Cet album, c’est le 10 ème album d’une carrière déjà longue de 15 années, une oeuvre sensée, sensible et enragée qui montre bien à quel point le Mc d’Evry n’a plus rien à prouver. Avec Le Poisson Rouge, celui que l’on appelait La Peste dépeignait déjà une société gangrenée du haut vers le bas, avec une aisance lyricale et technique à en faire jalouser plus d’un dans le milieu. D’ailleurs, la carrière du bonhomme se suit comme un film ou une vie : la gloire, les coups durs et les remises en question, l’abandon, suivi d’un regain d’oxygène, d’un souffle nouveau, où le rappeur gonflé à bloc s’est finalement décidé à bondir et à prendre position avec détermination.
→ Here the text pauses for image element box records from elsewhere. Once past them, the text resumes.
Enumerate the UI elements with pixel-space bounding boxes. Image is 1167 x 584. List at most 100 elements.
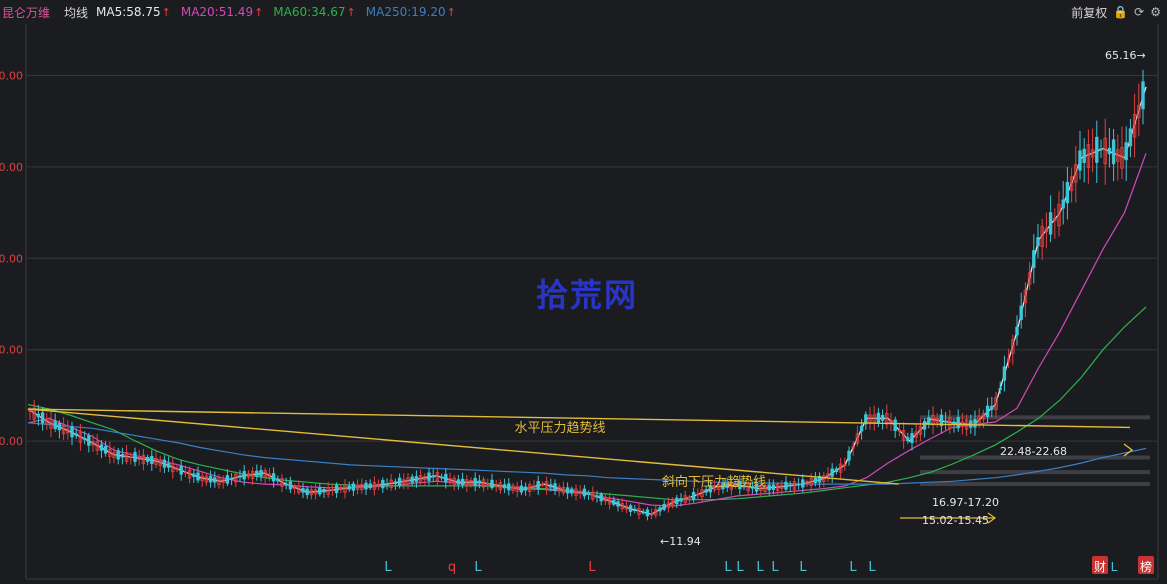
candle-body [973,419,977,428]
moving-average-label[interactable]: 均线 [64,4,88,21]
candle-body [213,477,217,483]
up-arrow-icon: ↑ [446,6,456,19]
candle-body [431,475,435,478]
candle-body [322,488,326,493]
candle-body [796,483,801,486]
candle-body [1002,366,1007,381]
candle-body [40,412,45,424]
event-marker: L [384,560,392,575]
candle-body [166,463,171,468]
price-annotation: 16.97-17.20 [932,496,999,509]
candle-body [1124,142,1128,161]
price-annotation: 65.16→ [1105,49,1146,62]
candle-body [830,468,834,477]
candle-body [691,491,696,500]
candle-body [1061,199,1065,209]
candle-body [1048,212,1053,235]
candle-body [599,494,603,502]
candle-body [74,433,78,436]
ma20-readout: MA20:51.49↑ [180,5,264,19]
event-marker: L [756,560,764,575]
candle-body [813,477,818,483]
up-arrow-icon: ↑ [346,6,356,19]
event-marker: L [771,560,779,575]
candle-body [876,412,881,423]
candle-body [179,465,183,475]
candle-body [347,485,351,490]
candle-body [393,481,398,485]
candle-body [1141,81,1145,110]
event-marker: L [799,560,807,575]
ma60-readout: MA60:34.67↑ [273,5,356,19]
candle-body [82,437,87,440]
candle-body [414,476,419,482]
price-annotation: 15.02-15.45 [922,514,989,527]
candle-body [427,472,431,481]
y-tick-label: 40.00 [0,252,23,265]
refresh-icon[interactable]: ⟳ [1134,5,1144,19]
candle-body [628,505,633,512]
candle-body [444,473,448,483]
candle-body [284,483,288,486]
candle-body [460,478,465,486]
candle-body [99,444,104,451]
watermark-text: 拾荒网 [536,276,639,314]
candle-body [985,405,990,418]
candle-body [553,483,557,491]
candle-body [1095,136,1099,163]
candle-body [120,453,125,458]
candle-body [969,420,973,428]
candle-body [1065,181,1070,204]
price-annotation: 22.48-22.68 [1000,445,1067,458]
candle-body [859,425,864,432]
candle-body [351,483,356,491]
event-marker: L [724,560,732,575]
candle-body [456,479,461,485]
candle-body [397,477,402,486]
candle-body [570,488,574,494]
event-marker: L [868,560,876,575]
candle-body [565,487,570,494]
candle-body [1078,150,1082,171]
candle-body [276,478,280,482]
y-tick-label: 60.00 [0,70,23,83]
candle-body [645,509,650,517]
candle-body [801,479,805,488]
candle-body [956,417,960,429]
candle-body [477,480,482,484]
stock-name[interactable]: 昆仑万维 [2,4,50,21]
candle-body [582,488,587,497]
trend-line-2 [27,408,899,485]
candle-body [259,470,263,477]
candle-body [906,437,910,442]
candle-body [385,483,389,486]
candle-body [225,475,230,484]
candle-body [586,492,591,495]
candle-body [116,450,120,460]
candle-body [910,433,914,443]
badge-label: 财 [1094,560,1106,574]
event-marker: q [448,560,456,575]
candle-body [834,468,839,472]
badge-label: L [1111,560,1118,574]
trend-line-label: 斜向下压力趋势线 [662,474,766,490]
candle-body [196,472,200,481]
candle-body [238,475,242,478]
event-marker: L [736,560,744,575]
gear-icon[interactable]: ⚙ [1150,5,1161,19]
candle-body [381,479,385,489]
event-marker: L [588,560,596,575]
candle-body [595,495,599,498]
candle-body [150,455,154,464]
candle-body [36,413,41,418]
candle-body [502,484,507,489]
candle-body [368,483,372,489]
indicator-bar: 昆仑万维 均线 MA5:58.75↑ MA20:51.49↑ MA60:34.6… [0,0,1167,24]
candle-body [507,483,511,491]
adjust-mode-button[interactable]: 前复权 [1071,4,1107,21]
candle-body [1032,250,1036,268]
toolbar-right: 前复权 🔒 ⟳ ⚙ [1071,0,1161,24]
lock-icon[interactable]: 🔒 [1113,5,1128,19]
candle-body [675,497,679,505]
price-annotation: ←11.94 [660,535,701,548]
Pour comprendre l’artiste il faut écouter l’intégralité de ses créations, celles d’un jeune de banlieue dont les maisons de disques ont voulu profiter et qui a décidé de ne pas se laisser faire. Quand l’album Disiz The End annonçait la fin de manière fataliste et que le Mc remettait sa lettre de démission, le rap perdait quelqu’un, l’inspecteur Disiz, l’un de ceux qui connaissent encore aujourd’hui le mieux leur milieu, celui du son, un échappatoire, un micro ouvert destiné au rassemblement des êtres, à l’ouverture sur le monde et à la prise de conscience.

Après son départ, l’ombre du Mc planait tristement au dessus de ceux qui bataillaient déjà, bien avant la série «  Booba VS Rohff & La Fouine « , pour entrer doucement dans ce que de nos jours, tout le monde se complaît à appeler le rap game. Si un essai multicolore, Disiz Peter Punk, était sensé éloigner Disiz de sa discipline élémentaire et devait l’amener vers des horizons nouveaux (les mêmes que ceux de N.E.R.D aux USA à l’époque), le projet n’a, faute de public, pas trouvé le succès escompté, mais a ouvert le personnage à un style plus débridé et multifacetté, qui annonçait déjà la sortie du triptyque fédérateur et halluciné des Lucide, Extra-Lucide et Transe-Lucide, trois opus à la musicalité frappante et aux thèmes vrais.

La suite de tout ça, c’est Rap Machine. Un album puissant commençant très fort avec un titre rageur et tape-du-poing à la prod’ sanglante, Basic Instinct, où le Mc crache ses tripes en même temps que ses craintes et annonce la couleur : si Disiz pète les plombs aujourd’hui, ce n’est pas pour une go ou un Mac Morning.

Si Disiz pète les plombs, c’est parce qu’il sait bien que sa France marche à reculons, et que notre société au potentiel fort se détruit à mesure que la haine gagne des points et que les inégalités creusent un écart toujours plus sombre entre le fort et le faible. On pourrait le croire fataliste ou réactionnaire mais le message qu’il souhaite porter est finalement bien empreint de lucidité et de réflexion, et il s’agit bien là de deux composantes essentielles du Hip-Hop, de deux valeurs qui se perdent. L’album ne parle heureusement pas que de malheurs ou de dures réalités et réserve même un bon lot d’optimisme, nourri à la nostalgie de la culture street (comme sur le titre Hier J’ai Fait un Taf Def) et à la puissance de la jeunesse, celle du titre Bitchiz, ode à la drague, ou d’Oto Moto, piste allumée conçue pour la scène et le foutage de merde. Mention spéciale pour les Ten Crack Commandments de Notorious Big façon SizDi, et pour ce featuring avec Soprano et Youssoupha, qui ne fera sans doute pas bouger les têtes mais en fera frissonner plus d’un.

Rap Machine est un album vivant – jusque dans ses sautes d’humeur – où tous les acteurs ont tenu à donner le meilleur d’eux-même, des producteurs jusqu’aux artistes au micro, en passant par tous les hommes de l’ombre qui ont fait de cet album ce qu’il est : une véritable réussite musicale et textuelle.

« Heureusement » qu’il y a eu le rap dans la vie de Disiz, et heureusement qu’il y a Disiz dans la vie du rap français.